O volante não enfrenta o Barueri neste sábado, no Morumbi, o Grêmio na próxima quarta, em Porto Alegre, e o Vitória, dia 14 de novembro, novamente no Morumbi. O retorno do jogador deve acontecer apenas contra o Botafogo, na rodada agendada para os dias 21 e 22 de novembro, no Engenhão.
''Iniciamos o tratamento com o Richarlyson ainda no Morumbi e hoje (quinta-feira) durante o dia ele realizou um exame de ressonância magnética, onde observamos essa alteração. Ele ficará em tratamento intensivo e o período de afastamento é de aproximadamente três semanas'', explicou o médico do São Paulo, José Sanchez.
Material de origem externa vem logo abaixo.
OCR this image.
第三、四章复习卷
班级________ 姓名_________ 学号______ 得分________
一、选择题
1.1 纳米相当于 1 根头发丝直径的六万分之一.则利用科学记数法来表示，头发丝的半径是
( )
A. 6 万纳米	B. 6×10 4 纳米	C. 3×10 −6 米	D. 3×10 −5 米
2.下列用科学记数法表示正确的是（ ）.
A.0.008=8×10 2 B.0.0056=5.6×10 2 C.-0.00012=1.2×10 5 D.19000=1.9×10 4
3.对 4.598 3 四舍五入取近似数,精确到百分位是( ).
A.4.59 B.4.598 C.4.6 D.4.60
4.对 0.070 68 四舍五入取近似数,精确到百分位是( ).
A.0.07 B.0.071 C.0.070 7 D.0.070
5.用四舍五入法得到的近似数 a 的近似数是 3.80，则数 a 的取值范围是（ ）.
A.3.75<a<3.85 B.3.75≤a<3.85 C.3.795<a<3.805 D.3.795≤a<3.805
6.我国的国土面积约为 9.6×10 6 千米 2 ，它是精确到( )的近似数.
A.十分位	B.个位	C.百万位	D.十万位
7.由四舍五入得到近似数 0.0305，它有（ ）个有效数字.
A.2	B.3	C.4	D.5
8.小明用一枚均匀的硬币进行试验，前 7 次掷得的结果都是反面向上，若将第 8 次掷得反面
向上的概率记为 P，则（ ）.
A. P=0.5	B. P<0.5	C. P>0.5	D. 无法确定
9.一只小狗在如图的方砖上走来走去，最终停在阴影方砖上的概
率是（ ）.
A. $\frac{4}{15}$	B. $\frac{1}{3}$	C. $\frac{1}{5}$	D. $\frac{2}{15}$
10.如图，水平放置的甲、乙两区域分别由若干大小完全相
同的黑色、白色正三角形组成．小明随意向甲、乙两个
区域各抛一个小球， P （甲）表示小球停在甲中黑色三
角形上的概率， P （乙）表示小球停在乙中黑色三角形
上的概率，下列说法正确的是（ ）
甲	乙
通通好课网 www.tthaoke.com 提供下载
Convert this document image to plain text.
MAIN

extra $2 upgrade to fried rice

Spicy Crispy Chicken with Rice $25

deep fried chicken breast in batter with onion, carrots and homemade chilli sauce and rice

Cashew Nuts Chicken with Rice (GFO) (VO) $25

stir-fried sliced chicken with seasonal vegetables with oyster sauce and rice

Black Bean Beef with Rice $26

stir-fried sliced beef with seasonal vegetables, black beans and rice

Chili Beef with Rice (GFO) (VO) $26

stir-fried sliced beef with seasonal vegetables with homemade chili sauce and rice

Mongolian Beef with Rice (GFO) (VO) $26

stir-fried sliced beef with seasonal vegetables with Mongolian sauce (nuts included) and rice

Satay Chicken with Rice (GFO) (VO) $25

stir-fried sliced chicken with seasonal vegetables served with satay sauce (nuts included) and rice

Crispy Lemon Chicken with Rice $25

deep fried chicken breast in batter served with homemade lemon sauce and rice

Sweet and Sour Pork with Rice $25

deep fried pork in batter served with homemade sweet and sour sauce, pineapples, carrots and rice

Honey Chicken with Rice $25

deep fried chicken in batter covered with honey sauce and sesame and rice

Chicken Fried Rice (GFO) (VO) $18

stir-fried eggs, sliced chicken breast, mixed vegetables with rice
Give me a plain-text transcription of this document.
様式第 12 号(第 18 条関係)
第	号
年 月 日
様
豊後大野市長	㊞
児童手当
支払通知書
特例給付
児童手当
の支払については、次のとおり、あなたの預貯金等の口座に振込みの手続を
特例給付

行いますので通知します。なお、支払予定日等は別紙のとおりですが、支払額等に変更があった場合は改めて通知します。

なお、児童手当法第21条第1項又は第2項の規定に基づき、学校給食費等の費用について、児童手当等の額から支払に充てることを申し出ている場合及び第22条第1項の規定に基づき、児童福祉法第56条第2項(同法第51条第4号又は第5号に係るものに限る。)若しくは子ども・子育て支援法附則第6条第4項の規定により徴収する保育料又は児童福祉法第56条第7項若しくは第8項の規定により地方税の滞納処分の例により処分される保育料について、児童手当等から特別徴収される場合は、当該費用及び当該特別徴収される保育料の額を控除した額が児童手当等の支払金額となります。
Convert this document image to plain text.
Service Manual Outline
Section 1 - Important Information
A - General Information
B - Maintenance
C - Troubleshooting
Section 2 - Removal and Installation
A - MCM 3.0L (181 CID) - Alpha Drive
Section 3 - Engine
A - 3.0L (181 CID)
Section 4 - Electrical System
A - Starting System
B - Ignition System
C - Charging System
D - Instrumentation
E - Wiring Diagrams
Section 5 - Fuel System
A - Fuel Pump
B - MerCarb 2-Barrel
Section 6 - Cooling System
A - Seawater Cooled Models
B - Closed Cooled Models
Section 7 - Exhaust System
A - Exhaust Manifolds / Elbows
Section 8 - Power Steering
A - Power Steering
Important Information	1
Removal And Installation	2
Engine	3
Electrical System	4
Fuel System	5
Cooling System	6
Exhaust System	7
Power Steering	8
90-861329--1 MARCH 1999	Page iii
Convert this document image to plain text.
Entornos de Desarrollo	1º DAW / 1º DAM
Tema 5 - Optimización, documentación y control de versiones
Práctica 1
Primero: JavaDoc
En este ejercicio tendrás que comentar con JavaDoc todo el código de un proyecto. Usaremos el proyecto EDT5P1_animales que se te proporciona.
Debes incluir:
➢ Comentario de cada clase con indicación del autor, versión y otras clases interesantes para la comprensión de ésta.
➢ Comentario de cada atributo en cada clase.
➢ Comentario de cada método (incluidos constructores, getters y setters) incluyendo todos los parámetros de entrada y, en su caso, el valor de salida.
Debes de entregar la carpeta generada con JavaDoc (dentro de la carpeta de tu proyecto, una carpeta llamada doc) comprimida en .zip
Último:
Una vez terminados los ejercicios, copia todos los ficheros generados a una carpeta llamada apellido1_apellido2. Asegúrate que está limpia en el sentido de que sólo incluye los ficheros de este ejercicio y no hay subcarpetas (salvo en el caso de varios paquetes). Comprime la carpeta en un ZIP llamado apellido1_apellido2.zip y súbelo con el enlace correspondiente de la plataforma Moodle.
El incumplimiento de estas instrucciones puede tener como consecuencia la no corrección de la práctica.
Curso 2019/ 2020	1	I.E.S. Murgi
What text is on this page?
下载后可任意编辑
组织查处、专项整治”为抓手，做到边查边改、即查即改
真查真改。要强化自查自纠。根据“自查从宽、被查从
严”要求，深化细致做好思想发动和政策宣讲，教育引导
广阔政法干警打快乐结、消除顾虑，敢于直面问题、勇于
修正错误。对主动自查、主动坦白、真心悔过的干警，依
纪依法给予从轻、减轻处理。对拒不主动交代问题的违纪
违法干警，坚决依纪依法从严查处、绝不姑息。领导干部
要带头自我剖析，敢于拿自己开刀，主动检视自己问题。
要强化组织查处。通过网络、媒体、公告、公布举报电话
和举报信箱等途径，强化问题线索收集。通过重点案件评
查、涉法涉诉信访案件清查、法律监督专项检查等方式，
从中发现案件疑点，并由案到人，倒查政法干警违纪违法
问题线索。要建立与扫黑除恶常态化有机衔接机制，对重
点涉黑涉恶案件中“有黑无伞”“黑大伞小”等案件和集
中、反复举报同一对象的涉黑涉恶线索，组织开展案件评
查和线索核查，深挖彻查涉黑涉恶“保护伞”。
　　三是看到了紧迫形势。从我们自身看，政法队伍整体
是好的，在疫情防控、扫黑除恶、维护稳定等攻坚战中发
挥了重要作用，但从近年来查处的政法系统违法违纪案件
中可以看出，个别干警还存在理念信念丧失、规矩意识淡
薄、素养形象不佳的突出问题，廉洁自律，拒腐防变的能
Richarlyson, que já iniciou os trabalhos de fisioterapia no CT da Barra Funda, espera abreviar o tempo de recuperação com muito esforço. ''Quero voltar o quanto antes. Vou me esforçar muito aqui no Reffis (centro de recuperação do clube) e seguir todos os protocolos dos fisioterapeutas para ajudar meus companheiros dentro de campo o mais rápido possível'', disse o volante, que chorou ao deixar o campo ainda no primeiro tempo da vitória sobre o Internacional na quarta-feira.
''Foi muito triste ter que sair de uma partida tão decisiva, sem poder ajudar meus companheiros num momento importante como esse'', lamentou.
Sem Richarlyson, o técnico Ricardo Gomes deve manter Adrián González na ala pela direita, com Jean no meio-campo ao lado de Hernanes e Jorge Wagner, para enfrentar o Barueri. Na esquerda, Júnior César, que começou no banco contra o Internacional, volta ao time.
Outra novidade para o jogo deste sábado, contra o Barueri, será o retorno do goleiro Rogério Ceni, que cumpriu suspensão na quarta-feira pela expulsão contra o Santos.
No tribunal
A procuradoria do Superior Tribunal de Justiça Desportiva ainda não denunciou Rogério Ceni pela expulsão contra o Santos, no último domingo, mas o procurador-geral do Superior Tribunal de Justiça desportiva (STJD), Paulo Schmitt, já avisou que o goleiro não responderá por ofensas ao árbitro Carlos Eugênio Simon.
A súmula ajudou o camisa 1, que afirmou ser perseguido pelo gaúcho. Ele será julgado por jogada violenta, artigo 254 do Código Brasileiro de Justiça Desportiva. A pena máxima é de cinco jogos, mas o departamento jurídico do clube confia em conseguir a absolvição.